There is also some evidence that the acid from wood is relatively stable unless it is cut cross grain.
This, of course, is difficult to judge in many cases.

So, my rule of thumb, seal if art is closer than 1" and it's not just "decorative" art.
Lip, rabbet, or both - apply the 1" rule, and glass/metal barrier rule.
 
I don't lose a lot of sleep over acid migration from the frame to an oil painting.

What is far more damaging are little bits of stray leaf under the rabbet lip. Also,
some mouldings can have a pronounced ridge or even lumps under the lip.
I've seen paintings with a line around the edge which has impinged itself into the
paint/varnish - with or without bits of gold. For this reason it's a good idea to run the
side of a knife blade under the rabbet to plane off any lumps. Followed by a quick tickle
with a sanding block.

Most of the frames I do have several layers of paint on them which form quite big dribbles
under the rabbet. I use a Stanley scraping tool to shave them and then sand smooth.

For paintings with heavy impasto or ones that have been recently varnished, it's a good idea to
use a fixing method that doesn't push the canvas against the rabbet too hard.

As for tape, I run wet gum tape all over the backs and right up to the rabbet edge. Not so
much for protection but because it looks better. :D
 
I've been Sealing all my frames for canvas and conservation grade framing. But over the past 10 years I have not seen one frame, that I have taken apart to reframe, have the frame sides and/or rabbet sealed with the metallic tape. I'm starting to wonder it it's necessary.
 
To apply frame sealing tape, I first fold it, with straight edge, 1/16" narrower than rabbet width.
Then burnish along folded edge. Unfold and flatten. Apply to rabbett keeping backer on while peeling off as I go.
Burnish into frame, carefully!!! so as not to rip.
 
Thanks for the application tip, Larry. My guess is that you frame almost entirely paper work, using acrylic. Is that anywhere close? Do you use the tape for matted prints, or only those without mats?
 
Thanks for the application tip, Larry. My guess is that you frame almost entirely paper work, using acrylic. Is that anywhere close? Do you use the tape for matted prints, or only those without mats?
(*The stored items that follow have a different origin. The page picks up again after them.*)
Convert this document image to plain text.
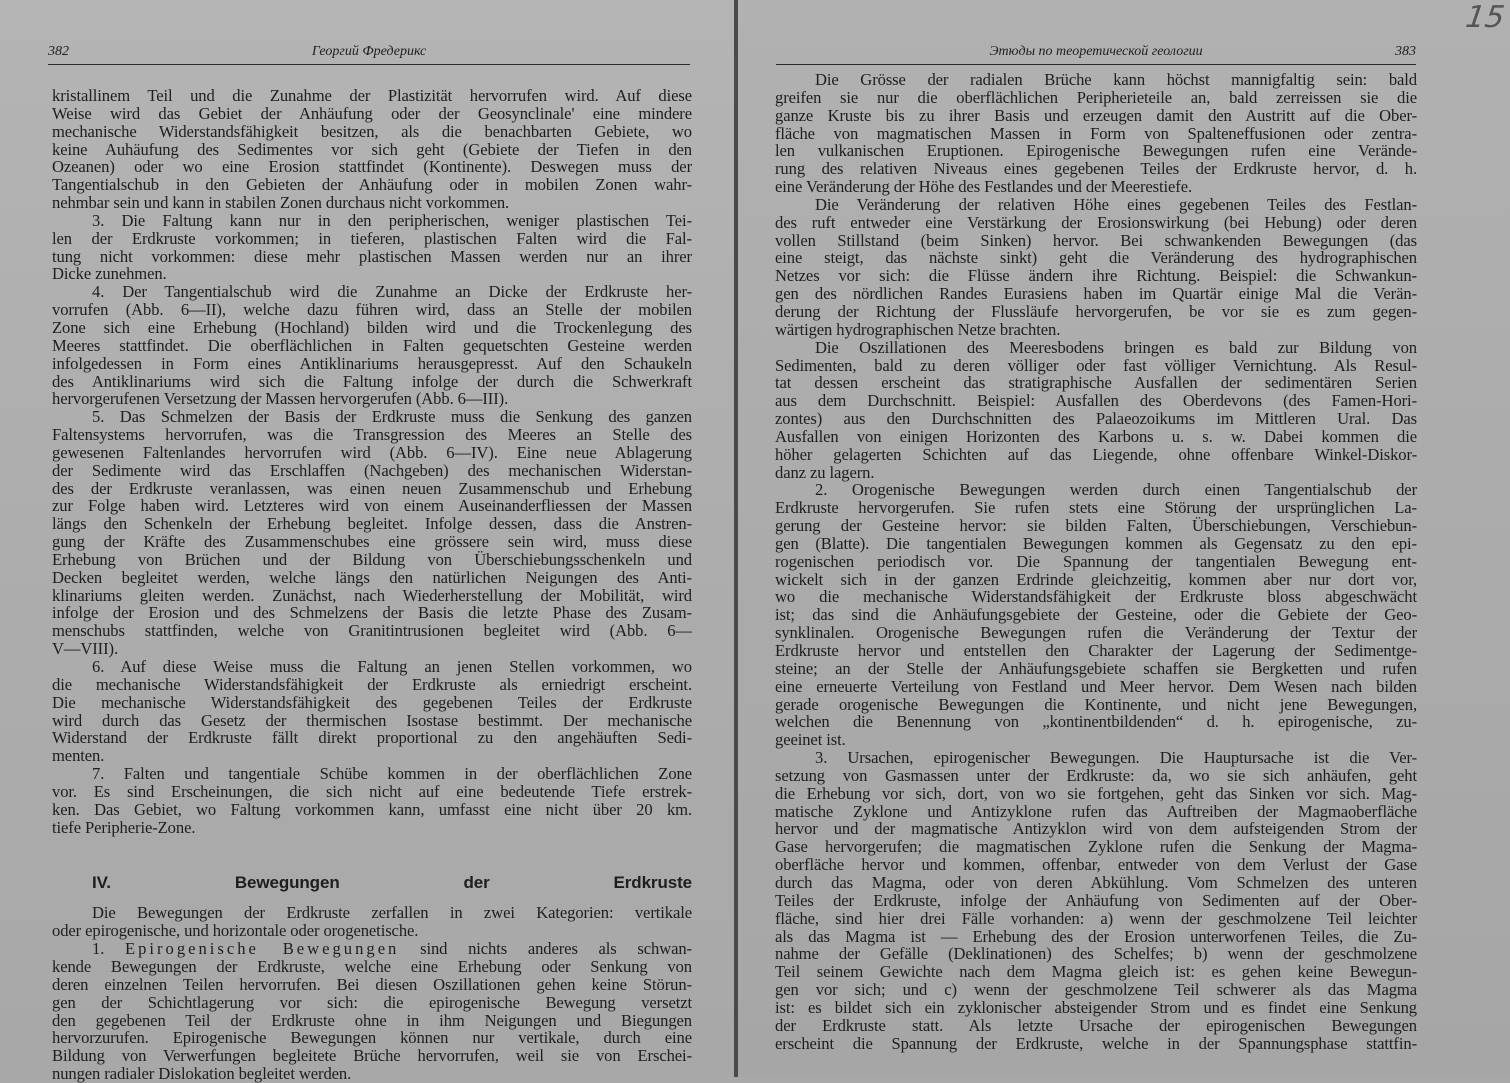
382	Георгий Фредерикс
kristallinem Teil und die Zunahme der Plastizität hervorrufen wird. Auf diese
Weise wird das Gebiet der Anhäufung oder der Geosynclinale' eine mindere
mechanische Widerstandsfähigkeit besitzen, als die benachbarten Gebiete, wo
keine Auhäufung des Sedimentes vor sich geht (Gebiete der Tiefen in den
Ozeanen) oder wo eine Erosion stattfindet (Kontinente). Deswegen muss der
Tangentialschub in den Gebieten der Anhäufung oder in mobilen Zonen wahr-
nehmbar sein und kann in stabilen Zonen durchaus nicht vorkommen.
3. Die Faltung kann nur in den peripherischen, weniger plastischen Tei-
len der Erdkruste vorkommen; in tieferen, plastischen Falten wird die Fal-
tung nicht vorkommen: diese mehr plastischen Massen werden nur an ihrer
Dicke zunehmen.
4. Der Tangentialschub wird die Zunahme an Dicke der Erdkruste her-
vorrufen (Abb. 6—II), welche dazu führen wird, dass an Stelle der mobilen
Zone sich eine Erhebung (Hochland) bilden wird und die Trockenlegung des
Meeres stattfindet. Die oberflächlichen in Falten gequetschten Gesteine werden
infolgedessen in Form eines Antiklinariums herausgepresst. Auf den Schaukeln
des Antiklinariums wird sich die Faltung infolge der durch die Schwerkraft
hervorgerufenen Versetzung der Massen hervorgerufen (Abb. 6—III).
5. Das Schmelzen der Basis der Erdkruste muss die Senkung des ganzen
Faltensystems hervorrufen, was die Transgression des Meeres an Stelle des
gewesenen Faltenlandes hervorrufen wird (Abb. 6—IV). Eine neue Ablagerung
der Sedimente wird das Erschlaffen (Nachgeben) des mechanischen Widerstan-
des der Erdkruste veranlassen, was einen neuen Zusammenschub und Erhebung
zur Folge haben wird. Letzteres wird von einem Auseinanderfliessen der Massen
längs den Schenkeln der Erhebung begleitet. Infolge dessen, dass die Anstren-
gung der Kräfte des Zusammenschubes eine grössere sein wird, muss diese
Erhebung von Brüchen und der Bildung von Überschiebungsschenkeln und
Decken begleitet werden, welche längs den natürlichen Neigungen des Anti-
klinariums gleiten werden. Zunächst, nach Wiederherstellung der Mobilität, wird
infolge der Erosion und des Schmelzens der Basis die letzte Phase des Zusam-
menschubs stattfinden, welche von Granitintrusionen begleitet wird (Abb. 6—
V—VIII).
6. Auf diese Weise muss die Faltung an jenen Stellen vorkommen, wo
die mechanische Widerstandsfähigkeit der Erdkruste als erniedrigt erscheint.
Die mechanische Widerstandsfähigkeit des gegebenen Teiles der Erdkruste
wird durch das Gesetz der thermischen Isostase bestimmt. Der mechanische
Widerstand der Erdkruste fällt direkt proportional zu den angehäuften Sedi-
menten.
7. Falten und tangentiale Schübe kommen in der oberflächlichen Zone
vor. Es sind Erscheinungen, die sich nicht auf eine bedeutende Tiefe erstrek-
ken. Das Gebiet, wo Faltung vorkommen kann, umfasst eine nicht über 20 km.
tiefe Peripherie-Zone.
IV. Bewegungen der Erdkruste
Die Bewegungen der Erdkruste zerfallen in zwei Kategorien: vertikale
oder epirogenische, und horizontale oder orogenetische.
1. Epirogenische Bewegungen sind nichts anderes als schwan-
kende Bewegungen der Erdkruste, welche eine Erhebung oder Senkung von
deren einzelnen Teilen hervorrufen. Bei diesen Oszillationen gehen keine Störun-
gen der Schichtlagerung vor sich: die epirogenische Bewegung versetzt
den gegebenen Teil der Erdkruste ohne in ihm Neigungen und Biegungen
hervorzurufen. Epirogenische Bewegungen können nur vertikale, durch eine
Bildung von Verwerfungen begleitete Brüche hervorrufen, weil sie von Erschei-
nungen radialer Dislokation begleitet werden.
Этюды по теоретической геологии	383
15
Die Grösse der radialen Brüche kann höchst mannigfaltig sein: bald
greifen sie nur die oberflächlichen Peripherieteile an, bald zerreissen sie die
ganze Kruste bis zu ihrer Basis und erzeugen damit den Austritt auf die Ober-
fläche von magmatischen Massen in Form von Spalteneffusionen oder zentra-
len vulkanischen Eruptionen. Epirogenische Bewegungen rufen eine Verände-
rung des relativen Niveaus eines gegebenen Teiles der Erdkruste hervor, d. h.
eine Veränderung der Höhe des Festlandes und der Meerestiefe.
Die Veränderung der relativen Höhe eines gegebenen Teiles des Festlan-
des ruft entweder eine Verstärkung der Erosionswirkung (bei Hebung) oder deren
vollen Stillstand (beim Sinken) hervor. Bei schwankenden Bewegungen (das
eine steigt, das nächste sinkt) geht die Veränderung des hydrographischen
Netzes vor sich: die Flüsse ändern ihre Richtung. Beispiel: die Schwankun-
gen des nördlichen Randes Eurasiens haben im Quartär einige Mal die Verän-
derung der Richtung der Flussläufe hervorgerufen, be vor sie es zum gegen-
wärtigen hydrographischen Netze brachten.
Die Oszillationen des Meeresbodens bringen es bald zur Bildung von
Sedimenten, bald zu deren völliger oder fast völliger Vernichtung. Als Resul-
tat dessen erscheint das stratigraphische Ausfallen der sedimentären Serien
aus dem Durchschnitt. Beispiel: Ausfallen des Oberdevons (des Famen-Hori-
zontes) aus den Durchschnitten des Palaeozoikums im Mittleren Ural. Das
Ausfallen von einigen Horizonten des Karbons u. s. w. Dabei kommen die
höher gelagerten Schichten auf das Liegende, ohne offenbare Winkel-Diskor-
danz zu lagern.
2. Orogenische Bewegungen werden durch einen Tangentialschub der
Erdkruste hervorgerufen. Sie rufen stets eine Störung der ursprünglichen La-
gerung der Gesteine hervor: sie bilden Falten, Überschiebungen, Verschiebun-
gen (Blatte). Die tangentialen Bewegungen kommen als Gegensatz zu den epi-
rogenischen periodisch vor. Die Spannung der tangentialen Bewegung ent-
wickelt sich in der ganzen Erdrinde gleichzeitig, kommen aber nur dort vor,
wo die mechanische Widerstandsfähigkeit der Erdkruste bloss abgeschwächt
ist; das sind die Anhäufungsgebiete der Gesteine, oder die Gebiete der Geo-
synklinalen. Orogenische Bewegungen rufen die Veränderung der Textur der
Erdkruste hervor und entstellen den Charakter der Lagerung der Sedimentge-
steine; an der Stelle der Anhäufungsgebiete schaffen sie Bergketten und rufen
eine erneuerte Verteilung von Festland und Meer hervor. Dem Wesen nach bilden
gerade orogenische Bewegungen die Kontinente, und nicht jene Bewegungen,
welchen die Benennung von „kontinentbildenden“ d. h. epirogenische, zu-
geeinet ist.
3. Ursachen, epirogenischer Bewegungen. Die Hauptursache ist die Ver-
setzung von Gasmassen unter der Erdkruste: da, wo sie sich anhäufen, geht
die Erhebung vor sich, dort, von wo sie fortgehen, geht das Sinken vor sich. Mag-
matische Zyklone und Antizyklone rufen das Auftreiben der Magmaoberfläche
hervor und der magmatische Antizyklon wird von dem aufsteigenden Strom der
Gase hervorgerufen; die magmatischen Zyklone rufen die Senkung der Magma-
oberfläche hervor und kommen, offenbar, entweder von dem Verlust der Gase
durch das Magma, oder von deren Abkühlung. Vom Schmelzen des unteren
Teiles der Erdkruste, infolge der Anhäufung von Sedimenten auf der Ober-
fläche, sind hier drei Fälle vorhanden: a) wenn der geschmolzene Teil leichter
als das Magma ist — Erhebung des der Erosion unterworfenen Teiles, die Zu-
nahme der Gefälle (Deklinationen) des Schelfes; b) wenn der geschmolzene
Teil seinem Gewichte nach dem Magma gleich ist: es gehen keine Bewegun-
gen vor sich; und c) wenn der geschmolzene Teil schwerer als das Magma
ist: es bildet sich ein zyklonischer absteigender Strom und es findet eine Senkung
der Erdkruste statt. Als letzte Ursache der epirogenischen Bewegungen
erscheint die Spannung der Erdkruste, welche in der Spannungsphase stattfin-
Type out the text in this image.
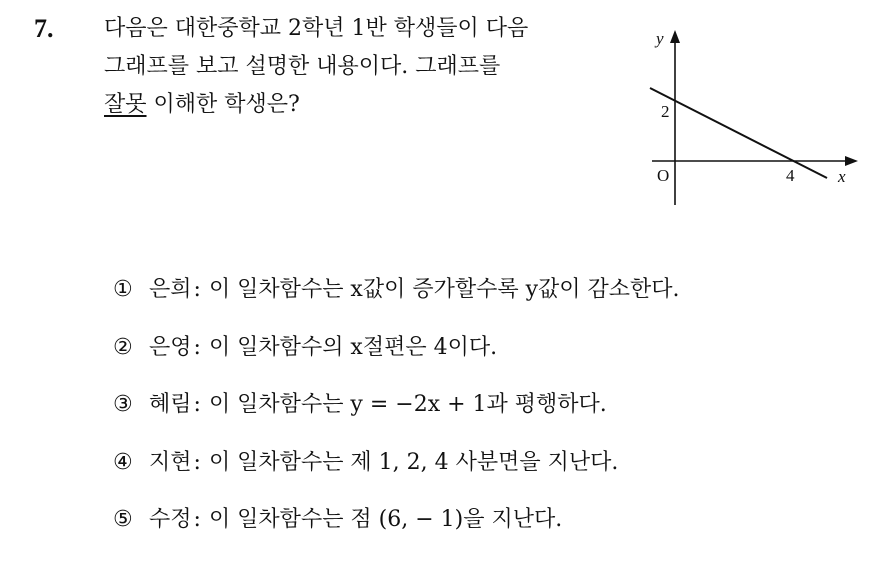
7. 다음은 대한중학교 2학년 1반 학생들이 다음
그래프를 보고 설명한 내용이다. 그래프를
잘못 이해한 학생은?
y
x
O
2
4
① 은희 : 이 일차함수는 x값이 증가할수록 y값이 감소한다.
② 은영 : 이 일차함수의 x절편은 4이다.
③ 혜림 : 이 일차함수는 y = −2x + 1과 평행하다.
④ 지현 : 이 일차함수는 제 1, 2, 4 사분면을 지난다.
⑤ 수정 : 이 일차함수는 점 (6, − 1)을 지난다.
For my frames that don't use mats, I offer two options. The first my "Value Frame" which is a frame, acid free foam core backing and acrylic (FF3 with options for p99, OP3 or OP3/P99). The second is my "Value Frame Conservation Option" which uses Frame Sealing tape, OP3 or OP3/P99 acrylic, rag foam core rather than acid free and a Mylar sheet between the item being framed and the glazing.

For my "Changeable Frames" with mats, the item being framed is encapsulated using a Mylar sleeve so no further conservation such as Frame Sealing Tape, is needed.

The majority of my framing on my site is for newspapers, magazines, comics and comic art. My sales on Etsy is traditional framing for prints, photos and the such. Do to the limits of the site, I don't offer any conservation options there. All frames there have acid free foam core and the same acrylic options as my site.